Pascasarjana UIN Saizu Gelar Ujian Doktor ke-86, Angkat Kajian Pendidikan Afektif

Purwokerto — Pascasarjana Universitas Islam Negeri Profesor Kiai Haji Saifuddin Zuhri (Saizu) Purwokerto kembali menyelenggarakan ujian terbuka promosi doktor ke-86 pada Rabu, 29 April 2026. Kegiatan ini berlangsung di Ruang Ujian Doktor Gedung Pascasarjana mulai pukul 08.30 hingga 11.00 WIB.

Dalam ujian tersebut, promovendus Unik Fepriyanti memaparkan disertasi berjudul Pendidikan Afektif dalam Membentuk Karakter Siswa Madrasah Ibtidaiyah di Purbalingga. Ujian ini dihadiri oleh tim penguji yang terdiri dari Prof. Dr. H. Ridwan, M.Ag., Dr. Novan Ardi Wiyani, M.Pd.I., Prof. Dr. Tutuk Ningsih, M.Pd., Prof. Dr. Rohmat, M.Ag., M.Pd., Prof. Kholid Mawardi, M.Hum., Dr. Abu Dharin, M.Pd., Prof. Dr. Sunhaji, M.Pd., serta Prof. Dr. Idi Warsah, M.Pd.I.

Disertasi tersebut membahas penerapan pendidikan afektif dalam membentuk karakter siswa di Madrasah Ibtidaiyah. Penelitian ini bertujuan untuk menjelaskan dan menganalisis bagaimana pendidikan afektif dijalankan dalam proses pembelajaran serta perannya dalam penguatan karakter peserta didik.

Unik mengatakan, “Pendidikan afektif di Madrasah Ibtidaiyah dilaksanakan melalui pembelajaran, pembiasaan, dan kegiatan ekstrakurikuler untuk membentuk karakter siswa.” Pernyataan ini menunjukkan bahwa pembentukan karakter tidak hanya dilakukan di dalam kelas, tetapi juga melalui kebiasaan sehari-hari dan kegiatan di luar pembelajaran formal.

Penelitian ini menggunakan pendekatan fenomenologi. Subjek penelitian meliputi kepala madrasah, guru, dan siswa di MI Negeri 1 Purbalingga serta MI Istiqomah Sambas Purbalingga. Fokus penelitian diarahkan pada pelaksanaan pendidikan afektif melalui kegiatan pembelajaran, pembiasaan, dan ekstrakurikuler. Pengumpulan data dilakukan melalui observasi, wawancara, dan dokumentasi, kemudian dianalisis melalui tahapan kondensasi data, penyajian data, dan penarikan kesimpulan.

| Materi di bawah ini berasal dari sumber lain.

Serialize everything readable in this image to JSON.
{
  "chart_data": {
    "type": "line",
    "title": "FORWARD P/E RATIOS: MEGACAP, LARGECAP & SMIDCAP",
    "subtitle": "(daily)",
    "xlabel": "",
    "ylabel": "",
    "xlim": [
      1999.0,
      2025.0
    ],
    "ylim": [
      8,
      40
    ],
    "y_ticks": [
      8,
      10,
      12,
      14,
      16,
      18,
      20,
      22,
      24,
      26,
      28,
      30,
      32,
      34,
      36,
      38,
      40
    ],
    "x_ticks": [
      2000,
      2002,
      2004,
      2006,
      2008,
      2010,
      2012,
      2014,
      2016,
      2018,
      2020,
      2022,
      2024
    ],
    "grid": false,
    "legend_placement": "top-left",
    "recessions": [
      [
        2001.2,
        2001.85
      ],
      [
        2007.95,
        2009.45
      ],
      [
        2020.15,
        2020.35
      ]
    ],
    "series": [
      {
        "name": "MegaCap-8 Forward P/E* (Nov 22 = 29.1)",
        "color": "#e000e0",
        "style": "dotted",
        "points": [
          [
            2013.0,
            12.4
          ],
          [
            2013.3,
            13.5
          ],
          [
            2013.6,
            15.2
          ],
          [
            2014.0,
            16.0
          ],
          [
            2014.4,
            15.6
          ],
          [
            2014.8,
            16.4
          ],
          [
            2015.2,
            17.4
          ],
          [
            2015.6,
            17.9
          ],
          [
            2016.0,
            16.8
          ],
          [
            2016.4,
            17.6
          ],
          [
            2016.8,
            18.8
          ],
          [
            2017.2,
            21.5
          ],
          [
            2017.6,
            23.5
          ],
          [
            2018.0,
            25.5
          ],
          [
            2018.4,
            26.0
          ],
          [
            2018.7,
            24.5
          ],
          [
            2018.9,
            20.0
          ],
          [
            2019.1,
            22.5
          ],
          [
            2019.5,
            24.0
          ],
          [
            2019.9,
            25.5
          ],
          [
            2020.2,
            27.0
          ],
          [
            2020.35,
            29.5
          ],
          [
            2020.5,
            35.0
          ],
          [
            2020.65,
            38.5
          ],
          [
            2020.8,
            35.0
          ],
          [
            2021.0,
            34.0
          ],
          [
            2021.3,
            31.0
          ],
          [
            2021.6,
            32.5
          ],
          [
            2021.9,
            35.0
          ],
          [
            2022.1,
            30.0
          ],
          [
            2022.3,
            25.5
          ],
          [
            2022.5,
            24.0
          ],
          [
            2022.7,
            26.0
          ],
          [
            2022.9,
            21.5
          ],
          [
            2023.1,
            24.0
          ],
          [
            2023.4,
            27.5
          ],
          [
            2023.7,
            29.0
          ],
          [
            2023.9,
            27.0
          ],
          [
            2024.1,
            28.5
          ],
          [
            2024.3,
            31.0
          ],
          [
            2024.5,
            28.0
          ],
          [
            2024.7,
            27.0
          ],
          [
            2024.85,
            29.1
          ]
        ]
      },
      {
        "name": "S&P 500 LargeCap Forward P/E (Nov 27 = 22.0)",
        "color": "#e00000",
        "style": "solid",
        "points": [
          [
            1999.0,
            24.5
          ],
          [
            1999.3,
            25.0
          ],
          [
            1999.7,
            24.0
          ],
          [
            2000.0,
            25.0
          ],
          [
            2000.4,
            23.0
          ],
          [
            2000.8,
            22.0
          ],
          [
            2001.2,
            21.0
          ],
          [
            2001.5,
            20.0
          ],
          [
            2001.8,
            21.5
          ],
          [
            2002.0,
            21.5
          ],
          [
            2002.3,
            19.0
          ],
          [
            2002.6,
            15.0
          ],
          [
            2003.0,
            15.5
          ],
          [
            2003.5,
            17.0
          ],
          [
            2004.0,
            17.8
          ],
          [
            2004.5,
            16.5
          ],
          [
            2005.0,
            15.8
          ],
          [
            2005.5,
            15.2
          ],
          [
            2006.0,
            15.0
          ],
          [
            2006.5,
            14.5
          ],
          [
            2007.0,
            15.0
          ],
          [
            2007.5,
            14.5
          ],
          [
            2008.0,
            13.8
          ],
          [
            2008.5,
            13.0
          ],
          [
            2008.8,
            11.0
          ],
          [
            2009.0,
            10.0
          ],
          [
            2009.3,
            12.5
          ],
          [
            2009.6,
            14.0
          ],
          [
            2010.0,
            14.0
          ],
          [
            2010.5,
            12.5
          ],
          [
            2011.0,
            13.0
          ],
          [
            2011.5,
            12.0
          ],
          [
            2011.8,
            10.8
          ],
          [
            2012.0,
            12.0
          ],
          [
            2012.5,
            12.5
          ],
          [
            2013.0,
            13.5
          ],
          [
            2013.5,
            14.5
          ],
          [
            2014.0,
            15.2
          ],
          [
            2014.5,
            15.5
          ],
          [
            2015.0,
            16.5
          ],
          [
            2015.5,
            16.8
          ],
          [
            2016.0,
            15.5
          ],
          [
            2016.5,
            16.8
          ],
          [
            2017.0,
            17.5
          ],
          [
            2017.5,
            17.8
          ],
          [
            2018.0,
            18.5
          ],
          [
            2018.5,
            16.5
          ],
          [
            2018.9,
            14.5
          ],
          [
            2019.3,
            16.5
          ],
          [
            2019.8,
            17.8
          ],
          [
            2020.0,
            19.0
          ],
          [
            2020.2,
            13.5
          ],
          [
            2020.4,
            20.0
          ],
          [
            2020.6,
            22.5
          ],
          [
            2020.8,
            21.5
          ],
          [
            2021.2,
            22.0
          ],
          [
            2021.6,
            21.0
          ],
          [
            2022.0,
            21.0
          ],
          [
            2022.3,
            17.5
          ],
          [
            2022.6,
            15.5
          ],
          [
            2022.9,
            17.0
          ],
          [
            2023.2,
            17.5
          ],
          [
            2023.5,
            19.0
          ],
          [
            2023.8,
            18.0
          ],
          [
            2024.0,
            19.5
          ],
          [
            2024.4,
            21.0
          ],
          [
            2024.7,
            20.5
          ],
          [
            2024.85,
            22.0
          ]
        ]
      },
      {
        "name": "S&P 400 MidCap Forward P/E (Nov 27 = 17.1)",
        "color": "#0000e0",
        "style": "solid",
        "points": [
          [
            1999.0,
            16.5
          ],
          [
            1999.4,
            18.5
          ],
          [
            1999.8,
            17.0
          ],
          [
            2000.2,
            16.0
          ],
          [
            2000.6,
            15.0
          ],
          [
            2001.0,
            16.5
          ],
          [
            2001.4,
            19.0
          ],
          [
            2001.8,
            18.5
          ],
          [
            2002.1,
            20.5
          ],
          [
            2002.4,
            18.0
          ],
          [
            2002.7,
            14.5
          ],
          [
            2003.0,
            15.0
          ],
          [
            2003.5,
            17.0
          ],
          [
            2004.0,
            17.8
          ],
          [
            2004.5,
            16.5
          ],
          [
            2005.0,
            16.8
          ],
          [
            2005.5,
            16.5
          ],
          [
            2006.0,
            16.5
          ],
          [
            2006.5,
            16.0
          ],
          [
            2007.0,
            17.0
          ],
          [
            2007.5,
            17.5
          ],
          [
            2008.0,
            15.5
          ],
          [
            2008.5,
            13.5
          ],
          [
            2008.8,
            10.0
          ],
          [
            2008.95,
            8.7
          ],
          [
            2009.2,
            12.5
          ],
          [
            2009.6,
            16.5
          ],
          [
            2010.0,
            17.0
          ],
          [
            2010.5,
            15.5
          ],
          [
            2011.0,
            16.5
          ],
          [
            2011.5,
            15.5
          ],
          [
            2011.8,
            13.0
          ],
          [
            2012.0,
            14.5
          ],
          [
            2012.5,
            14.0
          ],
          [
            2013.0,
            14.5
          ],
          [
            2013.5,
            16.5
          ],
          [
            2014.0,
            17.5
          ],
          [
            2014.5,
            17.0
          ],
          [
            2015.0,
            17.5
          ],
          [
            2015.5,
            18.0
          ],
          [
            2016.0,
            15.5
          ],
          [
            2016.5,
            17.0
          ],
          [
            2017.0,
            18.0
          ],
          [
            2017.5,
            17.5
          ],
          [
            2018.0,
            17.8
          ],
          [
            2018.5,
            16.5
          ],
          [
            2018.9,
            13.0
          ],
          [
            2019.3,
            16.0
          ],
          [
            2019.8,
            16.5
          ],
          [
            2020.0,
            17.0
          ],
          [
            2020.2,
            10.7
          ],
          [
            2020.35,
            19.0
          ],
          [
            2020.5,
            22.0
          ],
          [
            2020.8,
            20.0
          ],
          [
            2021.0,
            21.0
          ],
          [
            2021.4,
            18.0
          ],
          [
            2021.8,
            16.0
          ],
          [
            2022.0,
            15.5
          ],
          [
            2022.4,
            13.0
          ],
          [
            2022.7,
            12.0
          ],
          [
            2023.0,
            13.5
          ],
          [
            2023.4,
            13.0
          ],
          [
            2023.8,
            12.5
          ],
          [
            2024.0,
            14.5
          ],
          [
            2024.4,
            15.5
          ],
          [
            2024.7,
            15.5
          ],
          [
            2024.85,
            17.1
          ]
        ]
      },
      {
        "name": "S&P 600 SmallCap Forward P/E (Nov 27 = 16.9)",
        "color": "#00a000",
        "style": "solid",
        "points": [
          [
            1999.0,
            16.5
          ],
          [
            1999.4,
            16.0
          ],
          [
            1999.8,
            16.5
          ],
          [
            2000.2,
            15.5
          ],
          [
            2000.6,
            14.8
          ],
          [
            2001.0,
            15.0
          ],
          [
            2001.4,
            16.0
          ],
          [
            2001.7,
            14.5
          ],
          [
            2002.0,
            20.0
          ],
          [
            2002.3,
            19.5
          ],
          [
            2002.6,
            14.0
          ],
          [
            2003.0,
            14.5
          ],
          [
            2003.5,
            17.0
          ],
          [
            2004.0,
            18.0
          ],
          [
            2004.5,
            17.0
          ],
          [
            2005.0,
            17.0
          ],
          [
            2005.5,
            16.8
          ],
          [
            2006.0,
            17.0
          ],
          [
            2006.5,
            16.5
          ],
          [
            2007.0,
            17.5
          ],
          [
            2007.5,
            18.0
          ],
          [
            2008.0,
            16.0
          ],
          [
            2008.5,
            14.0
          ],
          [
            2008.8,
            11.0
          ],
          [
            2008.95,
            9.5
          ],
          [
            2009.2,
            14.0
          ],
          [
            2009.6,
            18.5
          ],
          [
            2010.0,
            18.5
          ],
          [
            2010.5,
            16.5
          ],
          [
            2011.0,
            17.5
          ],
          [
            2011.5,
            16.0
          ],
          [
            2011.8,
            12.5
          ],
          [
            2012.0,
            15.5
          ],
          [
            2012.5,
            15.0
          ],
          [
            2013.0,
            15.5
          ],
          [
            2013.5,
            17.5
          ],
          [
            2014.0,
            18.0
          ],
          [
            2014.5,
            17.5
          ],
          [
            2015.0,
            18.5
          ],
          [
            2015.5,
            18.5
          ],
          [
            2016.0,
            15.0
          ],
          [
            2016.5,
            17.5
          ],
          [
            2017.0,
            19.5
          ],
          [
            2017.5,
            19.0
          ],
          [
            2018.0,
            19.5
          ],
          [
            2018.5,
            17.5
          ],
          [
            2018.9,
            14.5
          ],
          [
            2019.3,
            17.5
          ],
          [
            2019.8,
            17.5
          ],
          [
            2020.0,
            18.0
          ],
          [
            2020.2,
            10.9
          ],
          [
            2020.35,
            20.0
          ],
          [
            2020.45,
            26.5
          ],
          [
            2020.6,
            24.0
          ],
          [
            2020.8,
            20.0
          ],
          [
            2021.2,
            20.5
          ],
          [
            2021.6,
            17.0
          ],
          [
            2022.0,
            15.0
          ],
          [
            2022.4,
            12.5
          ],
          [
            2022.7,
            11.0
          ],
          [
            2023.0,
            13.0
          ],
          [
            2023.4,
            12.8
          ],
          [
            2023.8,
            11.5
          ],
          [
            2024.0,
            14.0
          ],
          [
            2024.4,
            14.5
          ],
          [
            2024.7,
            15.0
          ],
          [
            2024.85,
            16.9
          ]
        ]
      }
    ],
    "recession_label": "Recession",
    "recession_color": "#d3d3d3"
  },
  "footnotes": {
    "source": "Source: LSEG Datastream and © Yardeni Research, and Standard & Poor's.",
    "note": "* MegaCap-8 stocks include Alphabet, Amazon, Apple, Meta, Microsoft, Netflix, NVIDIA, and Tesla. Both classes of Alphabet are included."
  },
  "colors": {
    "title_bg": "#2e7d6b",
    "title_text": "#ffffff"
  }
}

Hasil penelitian menunjukkan bahwa: 1) Pendidikan afektif di MI Negeri 1 Purbalingga dan MI Istiqomah Sambas Purbalingga dilaksanakan melalui pembelajaran sebagai ranah formal yang terintegrasi pada semua mata pelajarın; 2) Pembiasaan positif di laksanakan sebagai proses internalisasi nilai; 3) Ekstrakurikuler dilaksanakan sebagai ruang penerapan nilai dalam tindakan nyats: 4) Pendidikan afektif berhasil membentuk siswa memiliki karakter shiddiq, tabligh amanah, dan fathanah; dan 5) Desain pendidikan afektif yang penting dipahami oleh guru dan praktisi pendidikan lainnya meliputi hakikat pendidikan afektif, pentingnya pendidikan afektif bagi siswa Madrasah Ibtidaiyah, pembentukan karakter melalui pendidikan afektif, lingkungan belajar pendukung pendidikan afektif, strategi dan pendekatan pendidikan afektif di Madrasah Ibtidaiyah, dan evaluasi ranah afektif.

Lebih jauh, penelitian ini menemukan bahwa pendidikan afektif mampu membentuk karakter siswa yang mencerminkan nilai kejujuran, tanggung jawab, kemampuan menyampaikan kebenaran, dan kecerdasan. Disertasi ini juga menawarkan rancangan pendidikan afektif yang dapat dijadikan acuan bagi pendidik, meliputi pemahaman konsep dasar, strategi pembelajaran, lingkungan pendukung, serta evaluasi pada ranah afektif.

Melalui penelitian ini diharapkan kontribusi terhadap pengembangan pendidikan Islam, khususnya dalam pembentukan karakter siswa Madrasah Ibtidaiyah, dapat semakin diperkuat. Ujian promosi doktor ini sekaligus menunjukkan komitmen Pascasarjana UIN Saizu dalam menghasilkan karya ilmiah yang relevan dengan kebutuhan dunia pendidikan dan pembangunan karakter bangsa.